What’s cool about this is that, even with no real plot, each character comes pre-packaged with a story arc, one that has an impact whether you know all the historical details or not. Every character gets their scene where they take a shot at the President, except Byck, who tried to hijack an airplane and crash it into the white house; his scenes consist of apparently real tape-recorded monologues that he mailed off to various celebrities, one of whom was Sondheim’s mentor Leonard Bernstein. (I have a suspicion that this is where Sondheim got the inspiration for the show in the first place.) Every character is fleshed out via a scene or two illustrating their various neuroses and obsessions, either one based on real history or one in which they interact with the other assassins. Guiteau has a showstopping number after he’s been caught and is on his way to the gallows; Fromme (a former member of the Manson family) and Hinckley (who, famously, claimed his love for Jody Foster as his motive) share a love song to their respective objects of obsession; Booth is seen trying to make his confession in the barn where he was cornered before being gunned down. Even with all these scattered glimpses, we learn everything we need to know about the characters and the historical context, while still being compelled to hit Wikipedia as soon as we get home to learn more. Simply based on the premise of the show, the omnipresent threat of death, chaos, and insanity hangs over everything, charging every scene with tension and dread, and like a lot of the darker musicals, the seemingly upbeat and sentimental numbers serve as a counterpoint to the rather horrific themes.

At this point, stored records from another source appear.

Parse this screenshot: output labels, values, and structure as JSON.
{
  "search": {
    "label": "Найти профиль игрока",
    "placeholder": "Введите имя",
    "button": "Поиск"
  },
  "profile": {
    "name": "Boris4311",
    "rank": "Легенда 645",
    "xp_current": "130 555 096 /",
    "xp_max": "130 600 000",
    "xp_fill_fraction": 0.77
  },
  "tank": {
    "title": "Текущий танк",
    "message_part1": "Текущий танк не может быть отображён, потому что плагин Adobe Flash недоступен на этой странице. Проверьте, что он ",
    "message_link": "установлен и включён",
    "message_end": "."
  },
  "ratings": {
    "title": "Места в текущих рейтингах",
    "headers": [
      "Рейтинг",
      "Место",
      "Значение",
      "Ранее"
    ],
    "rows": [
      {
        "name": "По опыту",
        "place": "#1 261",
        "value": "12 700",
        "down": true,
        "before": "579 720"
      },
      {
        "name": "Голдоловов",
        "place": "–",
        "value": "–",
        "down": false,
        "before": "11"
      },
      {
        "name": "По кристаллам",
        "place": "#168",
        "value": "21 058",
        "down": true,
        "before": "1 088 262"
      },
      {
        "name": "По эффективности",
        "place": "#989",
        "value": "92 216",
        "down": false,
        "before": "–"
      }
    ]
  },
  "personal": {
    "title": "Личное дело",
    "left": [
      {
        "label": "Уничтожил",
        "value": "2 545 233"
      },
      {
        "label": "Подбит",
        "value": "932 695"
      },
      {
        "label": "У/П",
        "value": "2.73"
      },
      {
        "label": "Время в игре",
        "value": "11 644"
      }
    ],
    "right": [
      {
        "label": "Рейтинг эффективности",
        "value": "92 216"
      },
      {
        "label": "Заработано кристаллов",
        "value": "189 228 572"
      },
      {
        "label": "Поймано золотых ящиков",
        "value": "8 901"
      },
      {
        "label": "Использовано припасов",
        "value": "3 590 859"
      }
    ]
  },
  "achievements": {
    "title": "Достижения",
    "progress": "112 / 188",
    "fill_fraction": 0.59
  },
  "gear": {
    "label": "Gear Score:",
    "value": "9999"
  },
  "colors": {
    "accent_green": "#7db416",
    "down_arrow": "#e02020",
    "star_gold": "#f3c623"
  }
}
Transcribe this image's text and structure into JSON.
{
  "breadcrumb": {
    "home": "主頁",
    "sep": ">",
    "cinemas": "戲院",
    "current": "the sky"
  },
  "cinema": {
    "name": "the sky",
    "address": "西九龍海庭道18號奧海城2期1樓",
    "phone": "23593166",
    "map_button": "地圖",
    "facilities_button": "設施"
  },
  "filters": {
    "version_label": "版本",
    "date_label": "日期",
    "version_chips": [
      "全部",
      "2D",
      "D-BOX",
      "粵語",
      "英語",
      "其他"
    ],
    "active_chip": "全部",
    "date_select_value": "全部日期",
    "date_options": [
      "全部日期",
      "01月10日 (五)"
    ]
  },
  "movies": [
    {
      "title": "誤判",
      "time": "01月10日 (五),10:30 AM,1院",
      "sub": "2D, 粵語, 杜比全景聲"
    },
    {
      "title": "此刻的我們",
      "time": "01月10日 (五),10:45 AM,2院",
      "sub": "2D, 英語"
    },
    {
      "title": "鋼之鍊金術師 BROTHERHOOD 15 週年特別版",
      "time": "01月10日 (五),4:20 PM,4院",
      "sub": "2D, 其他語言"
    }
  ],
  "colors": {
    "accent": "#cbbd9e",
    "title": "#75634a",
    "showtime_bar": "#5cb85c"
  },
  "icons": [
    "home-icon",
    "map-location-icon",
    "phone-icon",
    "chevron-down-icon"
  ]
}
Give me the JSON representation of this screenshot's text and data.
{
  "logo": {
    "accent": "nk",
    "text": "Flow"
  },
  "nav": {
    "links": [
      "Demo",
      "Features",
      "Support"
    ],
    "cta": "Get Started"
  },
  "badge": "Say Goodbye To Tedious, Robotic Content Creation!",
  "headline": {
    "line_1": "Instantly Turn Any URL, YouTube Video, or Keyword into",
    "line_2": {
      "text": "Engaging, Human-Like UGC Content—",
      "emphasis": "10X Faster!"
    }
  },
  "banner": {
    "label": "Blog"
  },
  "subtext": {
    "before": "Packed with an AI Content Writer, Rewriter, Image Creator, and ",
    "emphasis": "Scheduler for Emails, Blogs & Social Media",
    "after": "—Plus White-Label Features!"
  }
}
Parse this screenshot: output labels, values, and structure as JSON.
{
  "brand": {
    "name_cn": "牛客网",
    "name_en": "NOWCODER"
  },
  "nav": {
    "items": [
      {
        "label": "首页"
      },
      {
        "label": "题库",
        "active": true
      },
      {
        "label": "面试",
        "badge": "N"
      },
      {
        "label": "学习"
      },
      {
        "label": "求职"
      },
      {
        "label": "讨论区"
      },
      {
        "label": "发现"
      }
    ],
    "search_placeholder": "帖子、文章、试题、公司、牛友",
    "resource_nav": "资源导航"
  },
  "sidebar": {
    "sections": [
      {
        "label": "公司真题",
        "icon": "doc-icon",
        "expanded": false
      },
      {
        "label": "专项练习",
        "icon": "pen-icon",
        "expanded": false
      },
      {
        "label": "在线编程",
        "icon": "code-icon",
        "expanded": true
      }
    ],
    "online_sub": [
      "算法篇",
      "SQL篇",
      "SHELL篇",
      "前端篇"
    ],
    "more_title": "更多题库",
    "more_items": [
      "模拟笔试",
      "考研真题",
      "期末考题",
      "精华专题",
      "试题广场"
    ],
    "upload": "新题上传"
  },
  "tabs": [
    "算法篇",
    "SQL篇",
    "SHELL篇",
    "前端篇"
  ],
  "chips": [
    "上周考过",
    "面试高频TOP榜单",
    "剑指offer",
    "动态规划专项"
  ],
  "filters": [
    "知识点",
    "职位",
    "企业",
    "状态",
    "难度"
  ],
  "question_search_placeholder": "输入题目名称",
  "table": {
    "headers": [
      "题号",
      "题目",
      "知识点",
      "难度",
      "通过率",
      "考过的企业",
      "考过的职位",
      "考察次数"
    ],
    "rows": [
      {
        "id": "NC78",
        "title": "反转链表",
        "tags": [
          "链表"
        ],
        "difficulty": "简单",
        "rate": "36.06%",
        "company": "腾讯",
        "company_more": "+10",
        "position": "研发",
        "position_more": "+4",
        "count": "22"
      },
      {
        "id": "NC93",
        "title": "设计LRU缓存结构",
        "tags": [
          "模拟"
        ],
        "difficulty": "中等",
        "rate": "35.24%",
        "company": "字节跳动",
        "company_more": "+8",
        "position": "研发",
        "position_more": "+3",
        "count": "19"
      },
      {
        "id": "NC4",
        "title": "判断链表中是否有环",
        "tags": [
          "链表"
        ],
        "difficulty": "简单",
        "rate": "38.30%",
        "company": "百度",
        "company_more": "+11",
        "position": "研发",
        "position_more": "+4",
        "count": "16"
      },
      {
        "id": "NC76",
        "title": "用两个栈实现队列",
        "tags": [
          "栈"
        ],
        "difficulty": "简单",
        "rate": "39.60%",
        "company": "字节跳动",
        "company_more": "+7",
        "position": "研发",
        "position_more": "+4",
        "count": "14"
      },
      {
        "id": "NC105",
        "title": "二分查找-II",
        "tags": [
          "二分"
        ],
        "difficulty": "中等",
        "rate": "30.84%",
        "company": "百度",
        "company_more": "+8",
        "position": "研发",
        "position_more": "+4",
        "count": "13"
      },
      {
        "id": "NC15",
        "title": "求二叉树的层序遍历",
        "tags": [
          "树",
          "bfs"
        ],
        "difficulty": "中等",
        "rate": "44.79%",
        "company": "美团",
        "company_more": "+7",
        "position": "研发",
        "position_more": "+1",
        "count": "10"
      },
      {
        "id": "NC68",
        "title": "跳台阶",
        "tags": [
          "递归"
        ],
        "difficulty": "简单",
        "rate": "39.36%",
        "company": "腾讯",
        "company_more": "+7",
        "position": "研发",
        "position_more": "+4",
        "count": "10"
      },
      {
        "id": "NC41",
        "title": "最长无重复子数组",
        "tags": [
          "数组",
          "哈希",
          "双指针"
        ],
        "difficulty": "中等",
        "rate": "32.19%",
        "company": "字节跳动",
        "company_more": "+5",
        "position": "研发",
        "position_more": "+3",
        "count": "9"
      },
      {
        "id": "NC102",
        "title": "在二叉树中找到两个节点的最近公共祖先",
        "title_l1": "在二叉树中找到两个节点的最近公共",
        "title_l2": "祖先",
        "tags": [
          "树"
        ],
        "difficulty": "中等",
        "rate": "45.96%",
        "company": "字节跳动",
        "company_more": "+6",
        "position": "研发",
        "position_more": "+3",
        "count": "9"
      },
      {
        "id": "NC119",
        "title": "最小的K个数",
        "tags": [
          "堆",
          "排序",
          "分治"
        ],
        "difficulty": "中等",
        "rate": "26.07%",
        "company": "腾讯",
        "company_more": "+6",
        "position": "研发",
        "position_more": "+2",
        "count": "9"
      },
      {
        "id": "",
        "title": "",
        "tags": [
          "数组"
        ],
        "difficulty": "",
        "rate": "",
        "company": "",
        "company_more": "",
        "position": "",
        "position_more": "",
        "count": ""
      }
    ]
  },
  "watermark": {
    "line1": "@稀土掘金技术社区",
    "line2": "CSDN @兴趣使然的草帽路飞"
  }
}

The show is a triumph of what these guys call “the off-screen movie” (or in this case, the off-stage play).

My favourite number in the show is “The Ballad of Czolgolz” (which is pronounced “SHOW-gosh,” by the way), the crucial number that, I believe, serves as the Act One finale when the show is performed with an intermission (there wasn’t one this time). Czolgosz, a follower of anarchist Emma Goldman who toiled in a horrific bottle-making plant in the pre-Union days, shot McKinley at the World’s Fair in Buffalo after waiting patiently in line to “shake hands with the president”. His was probably the most overtly political assassination attempt (even Booth was acting more out of revenge and wounded pride) and he’s arguably the most sympathetic of the assassins. His killing of McKinley unifies the show in a number of ways—the fact that it took place at a literal fairground brings back the shooting gallery motif, and it’s a perfect metaphor for the promise of America from which Czolgosz feels he’s been exempted. When the balladeer sings “in the USA/you can make your way/to the head of the line” the show’s theme becomes explicit: killing the president is, in its own twisted way, a realization of democracy, egalitarianism, and the American dream.